The state Forest Service and state Division of Water Resources teamed up with Resource Institute, an organization that specializes in stream and river restoration, to undertake the project.

Darrell Westmoreland, CEO at North State Environmental, implemented the restoration project. He said the Linville river's water quality and flow had been previously flagged by the state as being at risk for degrading to the point where it could no longer support a trout population.

"Because the river acts like a conveyor belt, it's constantly moving the gravel and material that you see on the bottom,” Westmoreland said. “What had happened in this particular reach of the Linville River, it had gotten shallow, and shallow water does not support trout very well."

Shallow waters can cause a host of problems.

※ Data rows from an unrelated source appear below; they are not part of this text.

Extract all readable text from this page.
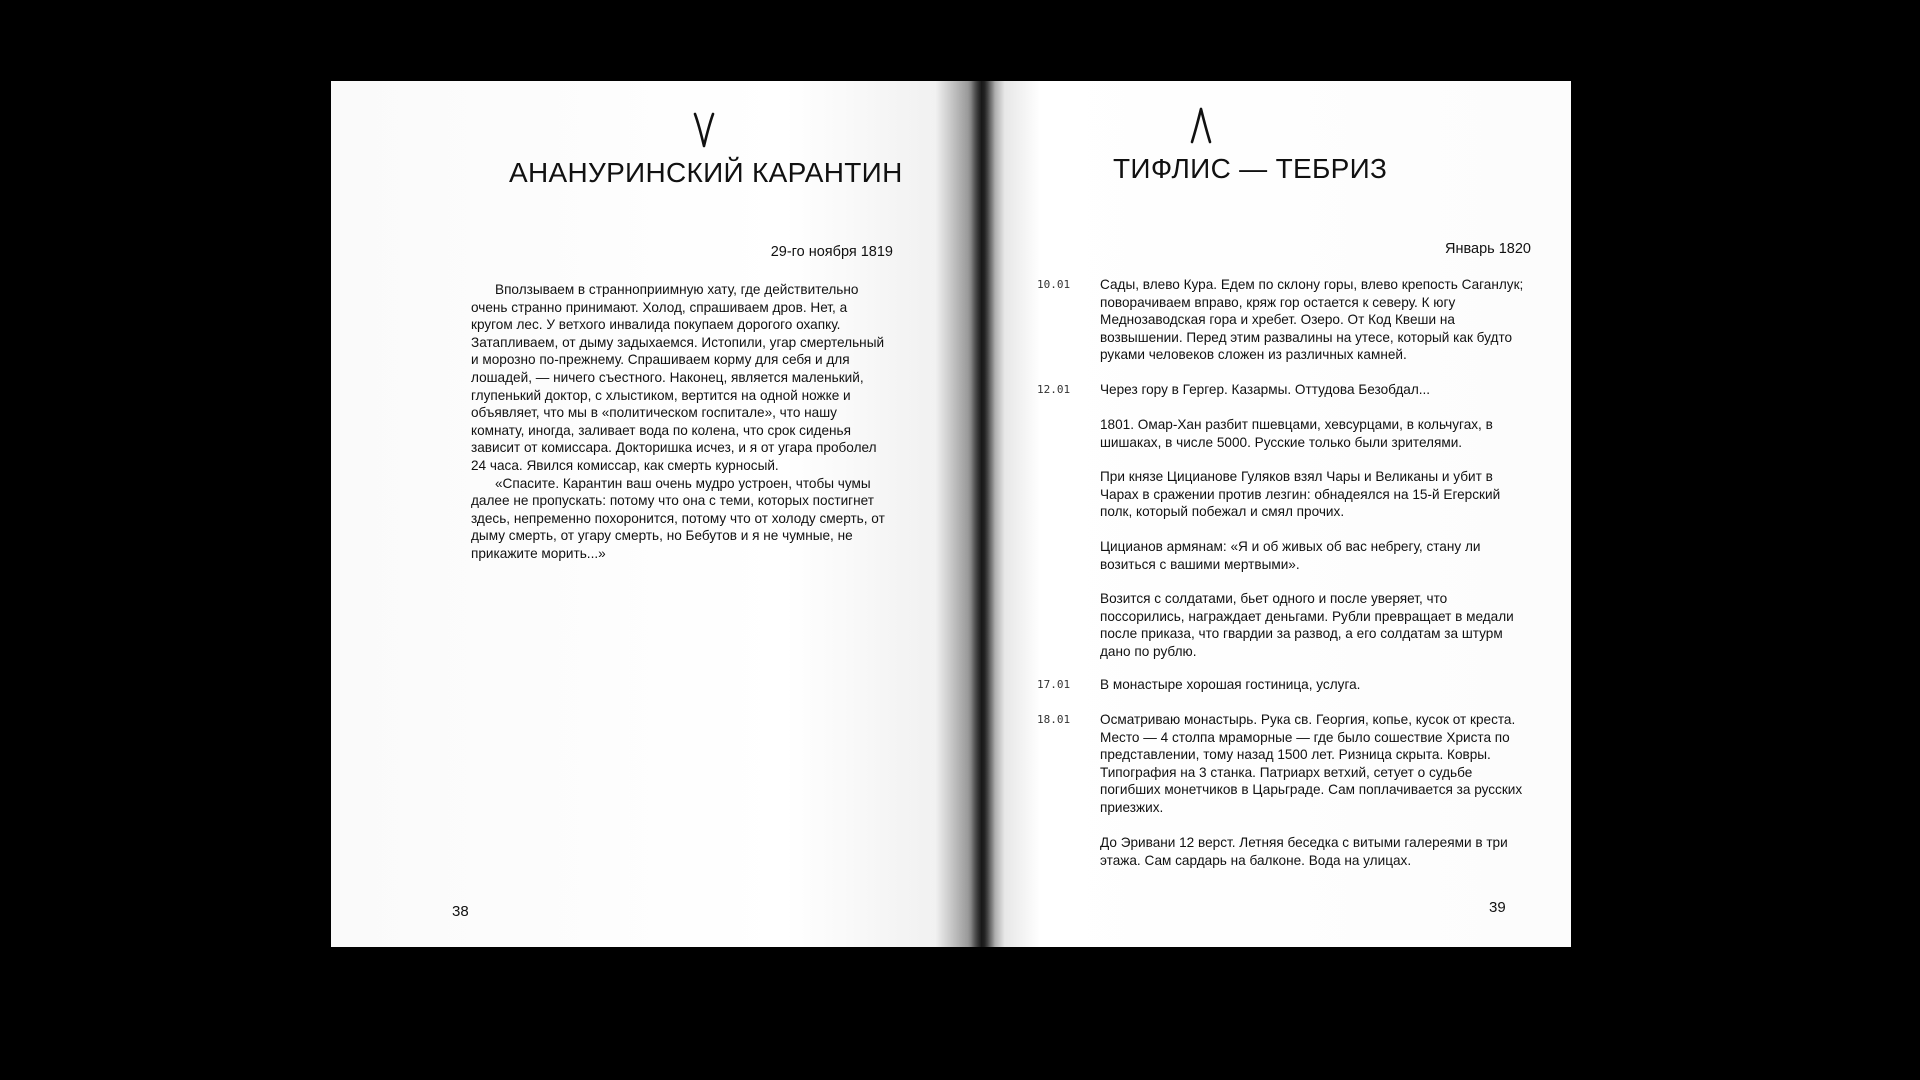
АНАНУРИНСКИЙ КАРАНТИН
29-го ноября 1819

Вползываем в страннoприимную хату, где действительно очень странно принимают. Холод, спрашиваем дров. Нет, а кругом лес. У ветхого инвалида покупаем дорогого охапку. Затапливаем, от дыму задыхаемся. Истопили, угар смертельный и морозно по-прежнему. Спрашиваем корму для себя и для лошадей, — ничего съестного. Наконец, является маленький, глупенький доктор, с хлыстиком, вертится на одной ножке и объявляет, что мы в «политическом госпитале», что нашу комнату, иногда, заливает вода по колена, что срок сиденья зависит от комиссара. Докторишка исчез, и я от угара проболел 24 часа. Явился комиссар, как смерть курносый.

«Спасите. Карантин ваш очень мудро устроен, чтобы чумы далее не пропускать: потому что она с теми, которых постигнет здесь, непременно похоронится, потому что от холоду смерть, от дыму смерть, от угару смерть, но Бебутов и я не чумные, не прикажите морить...»

38
ТИФЛИС — ТЕБРИЗ
Январь 1820
10.01 Сады, влево Кура. Едем по склону горы, влево крепость Саганлук; поворачиваем вправо, кряж гор остается к северу. К югу Меднозаводская гора и хребет. Озеро. От Код Квеши на возвышении. Перед этим развалины на утесе, который как будто руками человеков сложен из различных камней.

12.01 Через гору в Гергер. Казармы. Оттудова Безобдал...

1801. Омар-Хан разбит пшевцами, хевсурцами, в кольчугах, в шишаках, в числе 5000. Русские только были зрителями.

При князе Цицианове Гуляков взял Чары и Великаны и убит в Чарах в сражении против лезгин: обнадеялся на 15-й Егерский полк, который побежал и смял прочих.

Цицианов армянам: «Я и об живых об вас небрегу, стану ли возиться с вашими мертвыми».

Возится с солдатами, бьет одного и после уверяет, что поссорились, награждает деньгами. Рубли превращает в медали после приказа, что гвардии за развод, а его солдатам за штурм дано по рублю.

17.01 В монастыре хорошая гостиница, услуга.

18.01 Осматриваю монастырь. Рука св. Георгия, копье, кусок от креста. Место — 4 столпа мраморные — где было сошествие Христа по представлении, тому назад 1500 лет. Ризница скрыта. Ковры. Типография на 3 станка. Патриарх ветхий, сетует о судьбе погибших монетчиков в Царьграде. Сам поплачивается за русских приезжих.

До Эривани 12 верст. Летняя беседка с витыми галереями в три этажа. Сам сардарь на балконе. Вода на улицах.

39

Forest hydrologist Bill Swartley with the North Carolina Forest Service said an important aspect of reconstructing the river involved ensuring enough water depth is available for aquatic life, especially during moderate to severe drought.

"The aquatic life, the macrobenthos - or aquatic insects - and fish will have a place to stay during low-flow periods,” Swartley said.

Swartley also pointed out that most of North Carolina's rivers should be maintained regularly to help them handle the runoff from more extreme rains and storms, particularly in the face of a changing climate. More information on the Linville River Restoration Project is available at NCForestService.gov.